Allons à la suite des paroles de la Gospa



Message, 25. avril 2001
«Chers enfants, aujourd'hui encore je vous invite à la prière. Petits enfants, la prière fait des miracles. Quand vous êtes fatigués et malades et que vous ne savez pas le sens de votre vie, prenez le chapelet et priez; priez jusqu'à ce que la prière devienne pour vous une joyeuse rencontre avec votre Sauveur. Je suis avec vous, j'intercède et je prie pour vous, petits enfants. Merci d'avoir répondu à mon appel. »

La Gospa, notre Mère, ne s’est pas lassée de nous. La vraie mère ne cesse jamais d’aimer son enfant, quelle que soit sa désobéissance, sa turbulence, sa maladie ou son obstination. La Gospa est pleine d’amour et, avec la force de cet amour qui est en Elle, Elle nous parle, nous appelle, nous invite. Le contenu de ses paroles est presque le même depuis vingt ans mais en même temps, toujours nouveau et plein de fraîcheur car Elle nous parle maintenant, aujourd’hui, à cet instant. Ne nous arrêtons pas à ses paroles, mais allons jusqu’à la source de ce Cœur maternel d’où elles jaillissent ! Ne nous arrêtons pas au signe, mais marchons dans la direction que le signe indique, vers laquelle il nous oriente. Approchons-nous d’Elle qui se trouve déjà dans cette gloire qui nous attend. Elle veut que nous nous mettions en marche, que nous cheminions avec elle, et non que nous restions immobiles, attendant un quelconque miracle qui se passerait en-dehors de nous. Le miracle peut et doit avoir lieu au-dedans de nous. La Gospa veut nous parler, même lorsque nous ne voulons pas l’écouter, lorsque nous ne voulons pas suivre sa parole. Dieu n’est pas dans une lumière inaccessible, mais demeure - si vivant - au-dedans de nous : nous devons seulement nous frayer le chemin vers Lui.
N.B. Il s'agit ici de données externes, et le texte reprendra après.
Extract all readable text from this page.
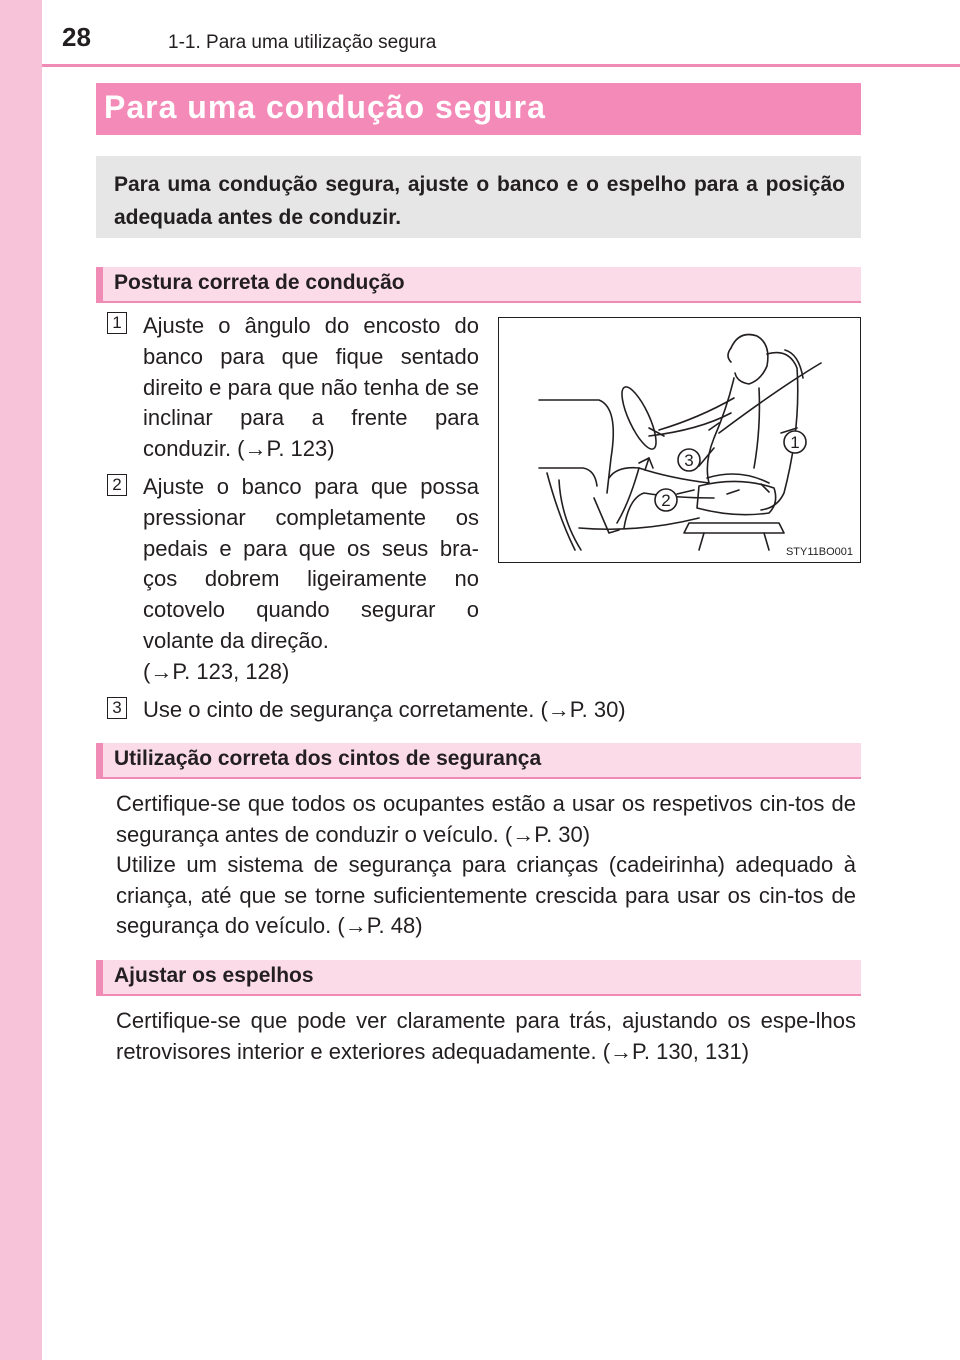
28	1-1. Para uma utilização segura
Para uma condução segura
Para uma condução segura, ajuste o banco e o espelho para a posição adequada antes de conduzir.
Postura correta de condução
1 Ajuste o ângulo do encosto do banco para que fique sentado direito e para que não tenha de se inclinar para a frente para conduzir. (→P. 123)
2 Ajuste o banco para que possa pressionar completamente os pedais e para que os seus bra-ços dobrem ligeiramente no cotovelo quando segurar o volante da direção.
(→P. 123, 128)
3 Use o cinto de segurança corretamente. (→P. 30)
1
2
3
STY11BO001
Utilização correta dos cintos de segurança
Certifique-se que todos os ocupantes estão a usar os respetivos cin-tos de segurança antes de conduzir o veículo. (→P. 30)
Utilize um sistema de segurança para crianças (cadeirinha) adequado à criança, até que se torne suficientemente crescida para usar os cin-tos de segurança do veículo. (→P. 48)
Ajustar os espelhos
Certifique-se que pode ver claramente para trás, ajustando os espe-lhos retrovisores interior e exteriores adequadamente. (→P. 130, 131)
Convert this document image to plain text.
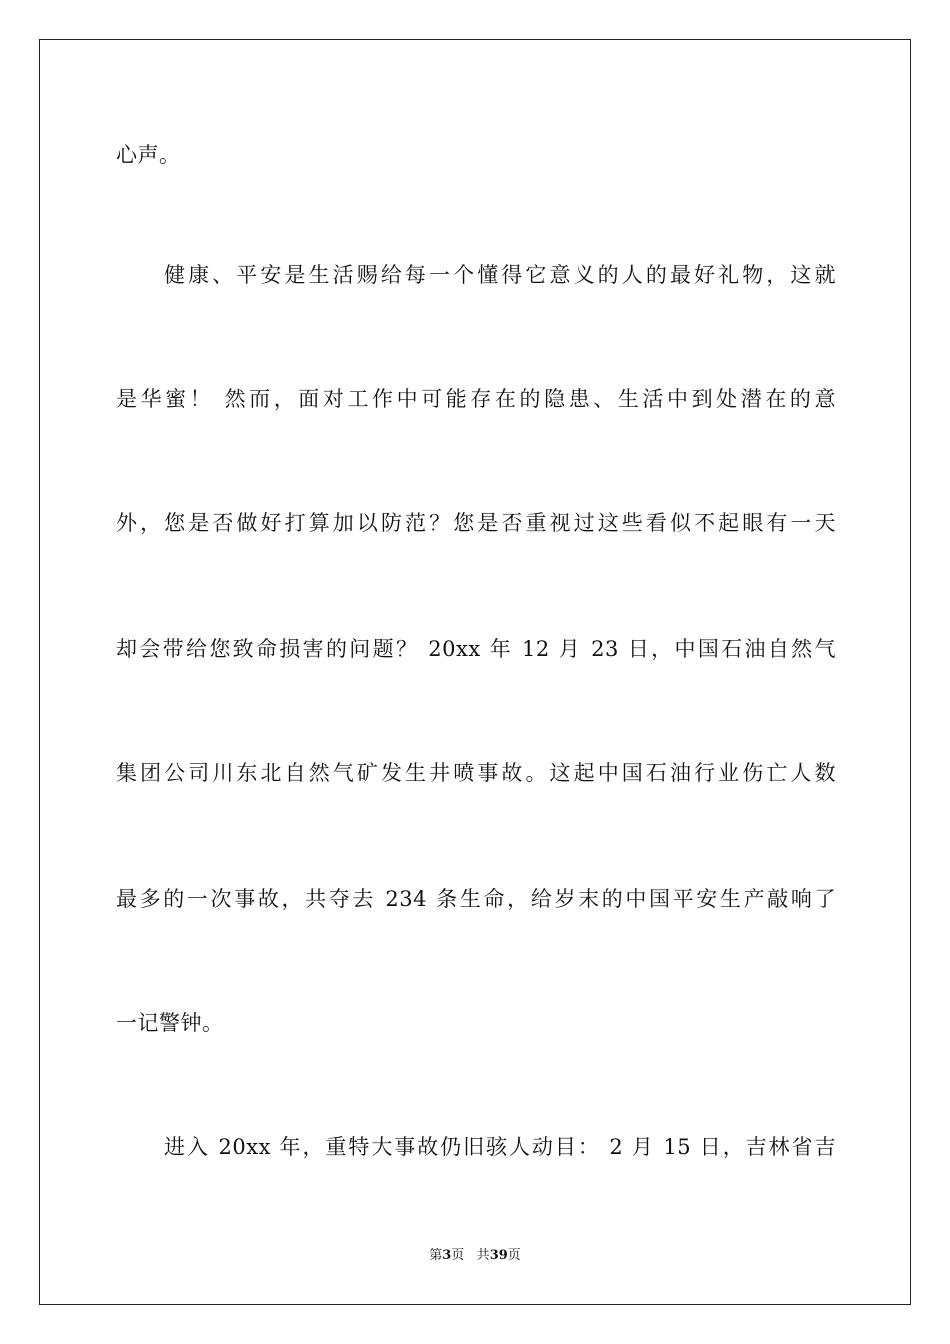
心声。
健康、平安是生活赐给每一个懂得它意义的人的最好礼物，这就
是华蜜！ 然而，面对工作中可能存在的隐患、生活中到处潜在的意
外，您是否做好打算加以防范？您是否重视过这些看似不起眼有一天
却会带给您致命损害的问题？ 20xx 年 12 月 23 日，中国石油自然气
集团公司川东北自然气矿发生井喷事故。这起中国石油行业伤亡人数
最多的一次事故，共夺去 234 条生命，给岁末的中国平安生产敲响了
一记警钟。
进入 20xx 年，重特大事故仍旧骇人动目： 2 月 15 日，吉林省吉
第3页 共39页
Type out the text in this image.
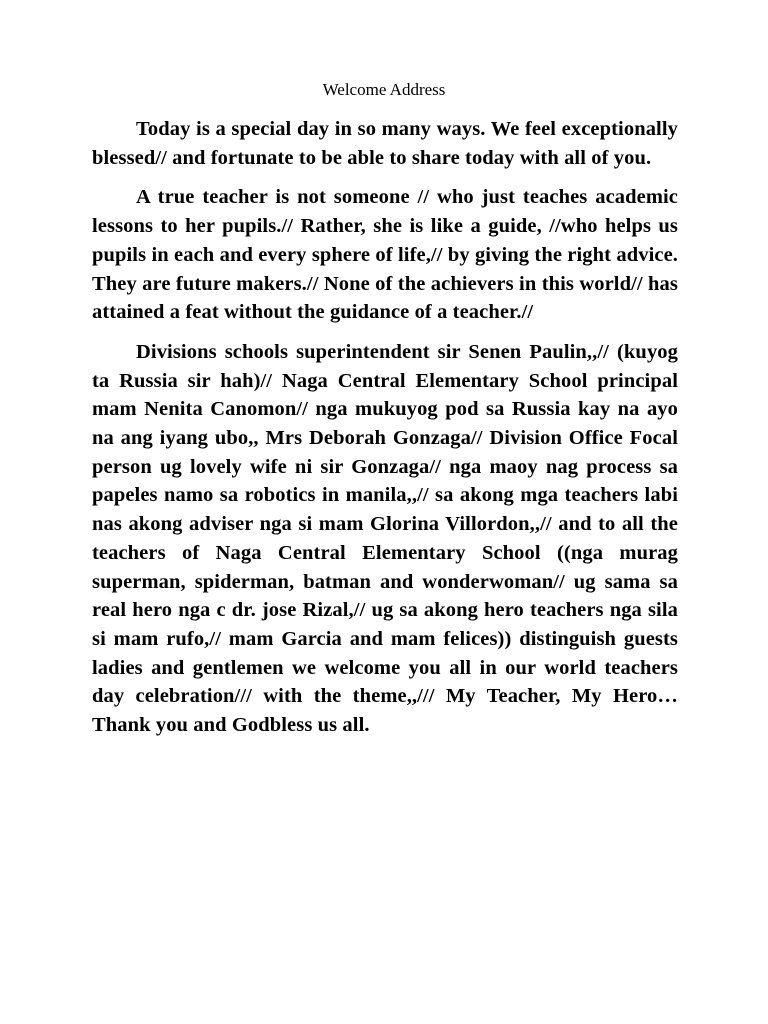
Welcome Address

Today is a special day in so many ways. We feel exceptionally blessed// and fortunate to be able to share today with all of you.

A true teacher is not someone // who just teaches academic lessons to her pupils.// Rather, she is like a guide, //who helps us pupils in each and every sphere of life,// by giving the right advice. They are future makers.// None of the achievers in this world// has attained a feat without the guidance of a teacher.//

Divisions schools superintendent sir Senen Paulin,,// (kuyog ta Russia sir hah)// Naga Central Elementary School principal mam Nenita Canomon// nga mukuyog pod sa Russia kay na ayo na ang iyang ubo,, Mrs Deborah Gonzaga// Division Office Focal person ug lovely wife ni sir Gonzaga// nga maoy nag process sa papeles namo sa robotics in manila,,// sa akong mga teachers labi nas akong adviser nga si mam Glorina Villordon,,// and to all the teachers of Naga Central Elementary School ((nga murag superman, spiderman, batman and wonderwoman// ug sama sa real hero nga c dr. jose Rizal,// ug sa akong hero teachers nga sila si mam rufo,// mam Garcia and mam felices)) distinguish guests ladies and gentlemen we welcome you all in our world teachers day celebration/// with the theme,,/// My Teacher, My Hero… Thank you and Godbless us all.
Il faut vaincre tant de résistances en nous et autour de nous. Nous sommes enchaînés par nos angoisses, nos peurs, par notre inquiétude concernant le lendemain, nous sommes effrayés à l’idée de ce que les autres penseront ou diront de nous, sans nous poser la question de ce que Dieu pense de nous, de ce qu’Il veut et désire de nous. Les paroles de la Gospa ne sont pas sensationelles, mais maternellement simples, comme Dieu est simple, alors que nous sommes si compliqués et si fermés. Ne permettons àrien de se mettre devant Dieu, même pas notre propre vie. Lorsque Dieu est à la première place, tout le reste trouve tout naturellement sa juste place.

Il peut arriver dans notre vie que tout devienne vide, privé de sens, que rien ne nous procure aucune satisfaction, que nous devenions incapables de nous réjouir de quoi que ce soit. Ce sont des signes que nous ne connaissons ni ne voyons le vrai sens de notre vie. Ce sont des signes que notre âme est négligée, qu’elle est affamée et assoiffée de Dieu et de son amour. Ce sont des signes que nous avons perdu ou oublié nos racines et la source de notre vie.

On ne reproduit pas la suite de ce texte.